Donna Cabell said the project is too big for the area. She said because the pile driving will be done through dense underground Palisade Stone, it could undermine the structure of nearby buildings that are 90 years old or older. Lack of adequate parking is already an issue in the area, and she pointed out that the proposed farmers market for the park would compete with an established fruit and vegetable market already in the area.
Hrabosky said the building also proposes to lease to food businesses that are similar to eateries that are already there.
“We should have a diner there, not more fast food,” she said.
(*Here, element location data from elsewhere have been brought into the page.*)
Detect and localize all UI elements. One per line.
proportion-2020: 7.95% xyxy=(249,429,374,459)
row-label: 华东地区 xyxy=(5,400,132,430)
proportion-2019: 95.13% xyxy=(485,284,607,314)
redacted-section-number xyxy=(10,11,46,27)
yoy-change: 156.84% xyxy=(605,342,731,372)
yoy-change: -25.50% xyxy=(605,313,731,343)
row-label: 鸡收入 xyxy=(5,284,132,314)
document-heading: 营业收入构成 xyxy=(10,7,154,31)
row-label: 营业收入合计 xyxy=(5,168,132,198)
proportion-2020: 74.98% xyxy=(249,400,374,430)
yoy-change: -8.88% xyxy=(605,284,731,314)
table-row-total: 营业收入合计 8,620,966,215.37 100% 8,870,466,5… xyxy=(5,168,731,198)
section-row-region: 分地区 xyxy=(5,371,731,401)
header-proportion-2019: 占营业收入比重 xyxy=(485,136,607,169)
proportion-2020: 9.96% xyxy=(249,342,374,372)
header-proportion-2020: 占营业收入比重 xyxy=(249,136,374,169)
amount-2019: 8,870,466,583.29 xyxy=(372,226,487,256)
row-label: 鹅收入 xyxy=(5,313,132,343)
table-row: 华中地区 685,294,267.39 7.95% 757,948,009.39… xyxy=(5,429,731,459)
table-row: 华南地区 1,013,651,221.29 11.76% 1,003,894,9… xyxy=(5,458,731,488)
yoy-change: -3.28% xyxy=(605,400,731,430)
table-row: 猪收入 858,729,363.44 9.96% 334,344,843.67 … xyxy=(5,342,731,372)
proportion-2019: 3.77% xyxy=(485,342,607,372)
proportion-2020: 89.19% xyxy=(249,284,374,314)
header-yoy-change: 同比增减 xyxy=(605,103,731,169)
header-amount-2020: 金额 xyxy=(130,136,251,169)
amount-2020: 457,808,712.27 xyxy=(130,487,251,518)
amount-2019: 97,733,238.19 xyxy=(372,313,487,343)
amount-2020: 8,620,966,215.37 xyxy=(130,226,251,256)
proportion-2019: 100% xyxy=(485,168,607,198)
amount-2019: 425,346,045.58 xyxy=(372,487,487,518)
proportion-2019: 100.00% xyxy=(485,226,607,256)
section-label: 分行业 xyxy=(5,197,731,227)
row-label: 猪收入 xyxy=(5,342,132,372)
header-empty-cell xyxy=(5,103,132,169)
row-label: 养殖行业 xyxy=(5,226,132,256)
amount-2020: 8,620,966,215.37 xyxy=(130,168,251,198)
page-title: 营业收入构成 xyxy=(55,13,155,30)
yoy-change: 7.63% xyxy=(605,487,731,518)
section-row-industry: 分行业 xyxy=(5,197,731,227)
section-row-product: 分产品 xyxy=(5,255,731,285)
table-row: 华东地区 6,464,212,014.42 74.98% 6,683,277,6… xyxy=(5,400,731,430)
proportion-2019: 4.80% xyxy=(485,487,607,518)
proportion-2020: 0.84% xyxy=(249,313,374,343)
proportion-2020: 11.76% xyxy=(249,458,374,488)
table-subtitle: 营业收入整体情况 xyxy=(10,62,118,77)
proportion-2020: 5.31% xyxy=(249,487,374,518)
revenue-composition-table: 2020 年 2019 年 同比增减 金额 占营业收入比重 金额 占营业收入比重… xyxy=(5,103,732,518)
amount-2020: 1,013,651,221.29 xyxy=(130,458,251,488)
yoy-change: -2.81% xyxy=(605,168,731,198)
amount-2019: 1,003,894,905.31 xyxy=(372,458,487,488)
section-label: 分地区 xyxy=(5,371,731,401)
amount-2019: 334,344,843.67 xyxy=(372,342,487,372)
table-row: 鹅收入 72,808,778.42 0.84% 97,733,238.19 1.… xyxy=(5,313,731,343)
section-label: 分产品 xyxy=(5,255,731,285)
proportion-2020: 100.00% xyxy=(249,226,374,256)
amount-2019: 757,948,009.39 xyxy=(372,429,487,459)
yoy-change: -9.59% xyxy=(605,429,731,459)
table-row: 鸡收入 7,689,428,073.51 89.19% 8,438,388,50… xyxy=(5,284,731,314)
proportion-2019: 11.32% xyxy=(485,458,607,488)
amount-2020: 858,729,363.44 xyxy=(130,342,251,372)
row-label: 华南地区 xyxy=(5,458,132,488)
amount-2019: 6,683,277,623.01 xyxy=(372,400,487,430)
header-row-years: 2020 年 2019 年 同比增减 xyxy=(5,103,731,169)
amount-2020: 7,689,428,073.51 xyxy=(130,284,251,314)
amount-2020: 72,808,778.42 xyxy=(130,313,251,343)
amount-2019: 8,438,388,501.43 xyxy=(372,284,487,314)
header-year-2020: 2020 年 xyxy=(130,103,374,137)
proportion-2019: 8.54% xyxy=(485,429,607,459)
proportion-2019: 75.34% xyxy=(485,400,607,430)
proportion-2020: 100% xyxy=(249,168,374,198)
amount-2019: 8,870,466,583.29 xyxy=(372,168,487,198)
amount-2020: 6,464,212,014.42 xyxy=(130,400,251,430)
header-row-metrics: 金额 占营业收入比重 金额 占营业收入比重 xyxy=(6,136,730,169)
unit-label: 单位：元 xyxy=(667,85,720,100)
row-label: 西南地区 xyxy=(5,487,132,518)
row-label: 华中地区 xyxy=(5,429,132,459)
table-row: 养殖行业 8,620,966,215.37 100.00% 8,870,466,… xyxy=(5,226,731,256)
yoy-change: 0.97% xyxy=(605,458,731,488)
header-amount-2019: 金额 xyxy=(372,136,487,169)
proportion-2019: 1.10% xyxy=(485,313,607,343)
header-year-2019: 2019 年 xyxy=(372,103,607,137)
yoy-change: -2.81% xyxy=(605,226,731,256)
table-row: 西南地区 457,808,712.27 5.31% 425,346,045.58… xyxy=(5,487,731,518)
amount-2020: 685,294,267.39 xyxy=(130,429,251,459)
She also objected to large plasma screens planned for the project that would broadcast advertising for St. Peter’s University. She said the advertising would potentially turn a charming historic neighborhood into something resembling Times Square. She said these screens should be reduced in size, and she wanted to know more about their operations and if there were time limits to their operation.
“We have an old fashioned streetscape,” she said. “This is the oldest neighborhood in the state. We do not want to turn it into Times Square. Either reduce the size or get rid of those plasma screens.”
Dublin asks for investigation
Freeholder Jeff Dublin and a number of his outraged supporters spoke at the public portion of the April 23 meeting, asking that the City Council investigate who ordered a city worker to put campaign literature supporting Dublin’s political opponent in with Meal on Wheels food deliveries on April 14.
Jerome Colwell, a campaign official for Gerard Balmir who is running against Dublin in the June 3 freeholder primary, has been suspended from supervising the Meals on Wheels program, a federally-funded food program for seniors and disabled.
Colwell, a well-know civic activist throughout Hudson County, allegedly put flyers supporting Balmir in with the meal deliveries. But he acted without orders from anyone else in the campaign, according to Jennifer Morrill, spokesperson for the campaign and for the Fulop administration.
“He was suspended,” Dublin said. “But someone else had to have given him the order to do it, and I would like the council to investigate. Someone should be held accountable.”
Dublin is facing an uphill political battle after having supported incumbent Jerramiah Healy for reelection last year against Mayor Steven Fulop.
At the urging of Fulop, the Hudson County Democratic Organization Chairman Vincent Prieto has thrown the organization’s support behind Balmir, the political kiss of death for anyone running against him.
Councilman Michael Yun said the governing body does not have the resources for such an investigation.
While Dublin did not ask for Colwell to be fired, he said that people had been fired over other incidents. He said his concern was with the chain of command that led to the misuse of a federal program.
“Someone told him to do this,” Dublin said.
Colwell did not respond to requests for comment by press time.
Monique Andrews, daughter of the 86 year-old woman who had received the literature, was particularly aggravated by the event.
“She received this on her birthday,” Andrews said, and added that she will be filing an ethics complaint over the matter.
She said when seniors get advocacy literature in with the meal program, they may fear their benefits are at risk if they fail to vote for the candidate being promoted.
“No senior should have to get upset over something like this,” she said.